Die Süddeutsche titelt „Wer das Bargeld abschafft, schafft die Menschlichkeit ab“. Nun wird wahrscheinlich wieder jeder sagen beim Thema Überwachung,“sollen sie doch, ich hab doch nichts zu verbergen“. Das ist alles schön geschrieben, aber nur die halbe Wahrheit bei all der Datensammelei. An erster Stelle steht wohl der Staat, der an sowas interessiert ist. Denn dem steht das Wasser mit seiner Verschuldung bis zum Hals und die Politiker haben Angst um ihre Pfründe. (Pensionen,Sonderzahlungen etc.) In Indien wurden die größten Scheine abgeschafft, das ist richtig. Diese waren etwas um die 6 bis 10 euro wert. So, nun wurde aber beim Einzahlen zusätzlich eine Vermögenssteuer fällig.
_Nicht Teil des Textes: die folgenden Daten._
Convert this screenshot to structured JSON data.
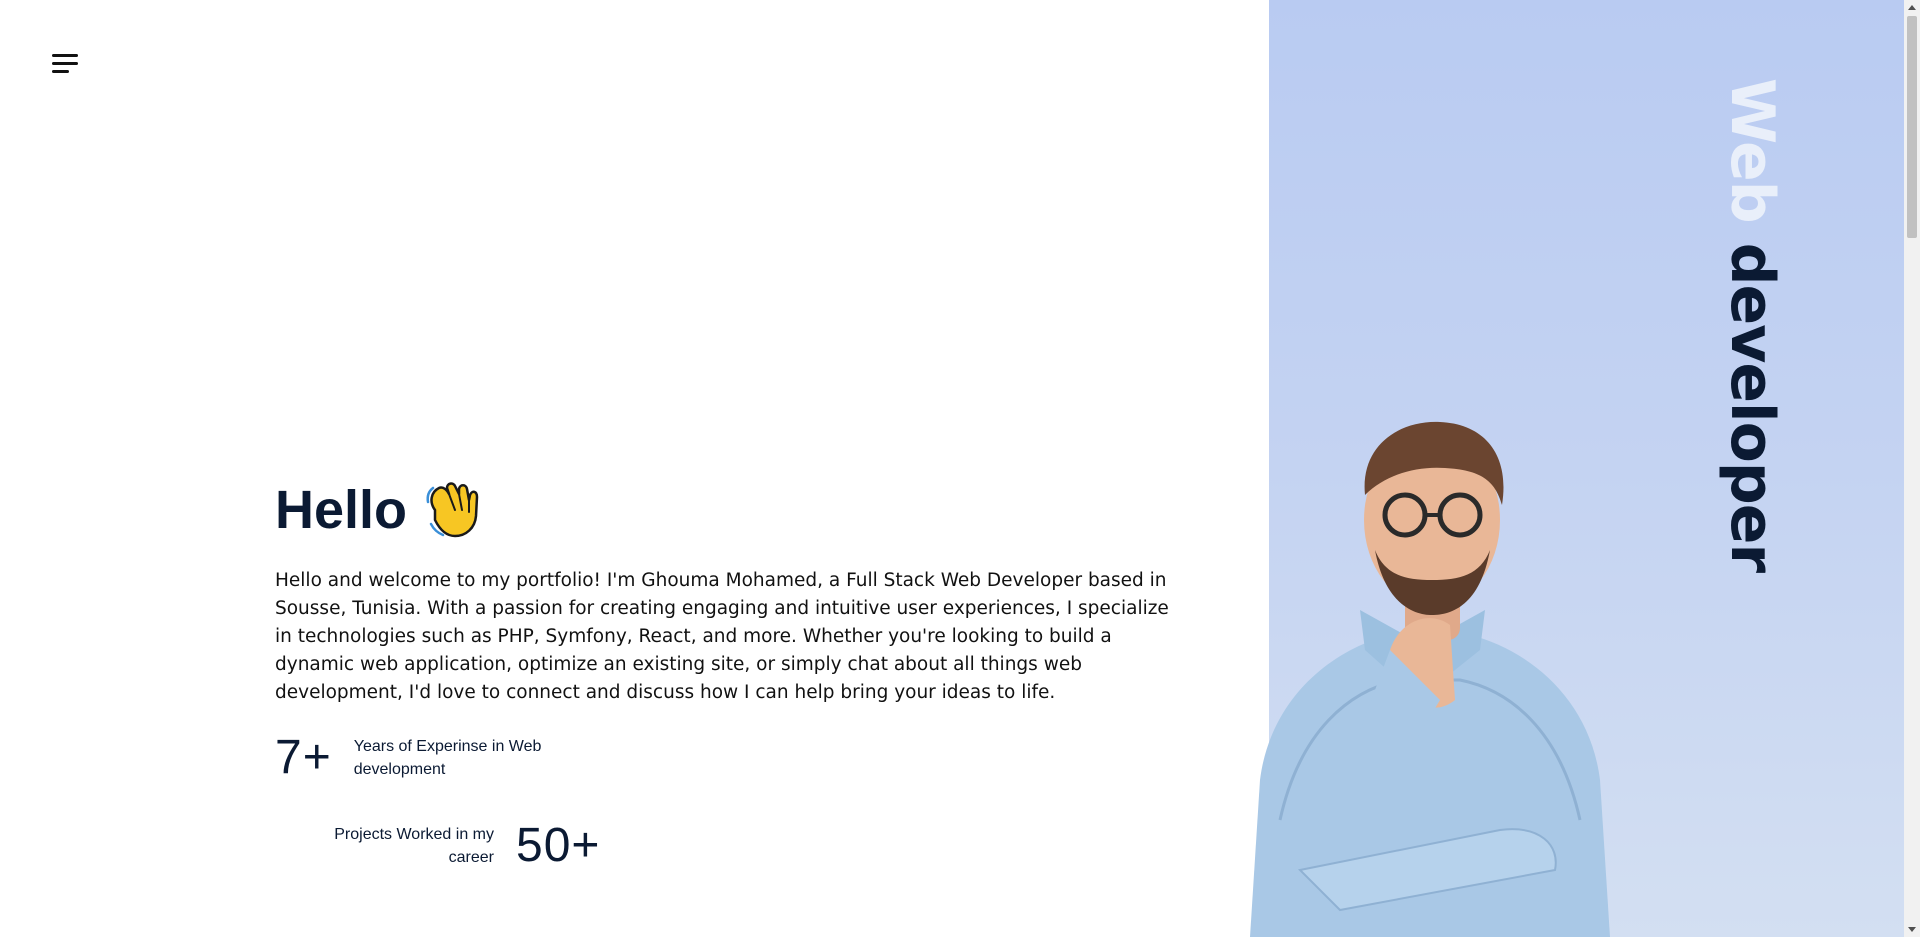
{
  "nav": {
    "menu_icon": "hamburger-menu-icon"
  },
  "hero": {
    "greeting": "Hello",
    "greeting_icon": "waving-hand-icon",
    "bio": "Hello and welcome to my portfolio! I'm Ghouma Mohamed, a Full Stack Web Developer based in Sousse, Tunisia. With a passion for creating engaging and intuitive user experiences, I specialize in technologies such as PHP, Symfony, React, and more. Whether you're looking to build a dynamic web application, optimize an existing site, or simply chat about all things web development, I'd love to connect and discuss how I can help bring your ideas to life."
  },
  "stats": [
    {
      "value": "7+",
      "label": "Years of Experinse in Web development"
    },
    {
      "value": "50+",
      "label": "Projects Worked in my career"
    }
  ],
  "side": {
    "title_word1": "Web",
    "title_word2": "developer",
    "background_top": "#b9cbf2",
    "background_bottom": "#d3dff2"
  },
  "colors": {
    "text_dark": "#0b1a33",
    "accent_light": "#e9effa"
  }
}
Das heißt einen Teil deines Vermögens wurde dir nicht gutgeschrieben auf das Konto auf das es eingezahlt werden musste. Ausschließlich jeder musste ein Konto eröffnen oder sein Guthaben in Form dieser Scheine war nichts mehr wert. Und da liegt das Problem. Wenn das Bargeld abgeschafft wird/verboten ist, ist das gleichzusetzen mit einer Währungsreform. Diejenige, die Schulden haben, haben danach weniger. Und der am meisten Schulden hat ist der Staat. Auf der anderen Seite wird Guthaben vernichtet. Deines. Weil die Politik noch nie mit fremden Geld wirtschaften konnten und nur ihre eigenen Taschen füllen/auf Kosten von anderen leben wollen (siehe Parteienfinanzierung, Parteienstiftungen etc.). Der gesamte Apparat tut nichts Besseres. Aber hängen bleibt halt die „Pennerstory“ beim Leser, was letztlich ebenso keine Relevanz finden wird, also nicht wirklich gegen eine Abschaffung des Bargelds standhält bei der Zielgruppe. Auch das ist in meinen Augen die Manipulation.

Marcel L.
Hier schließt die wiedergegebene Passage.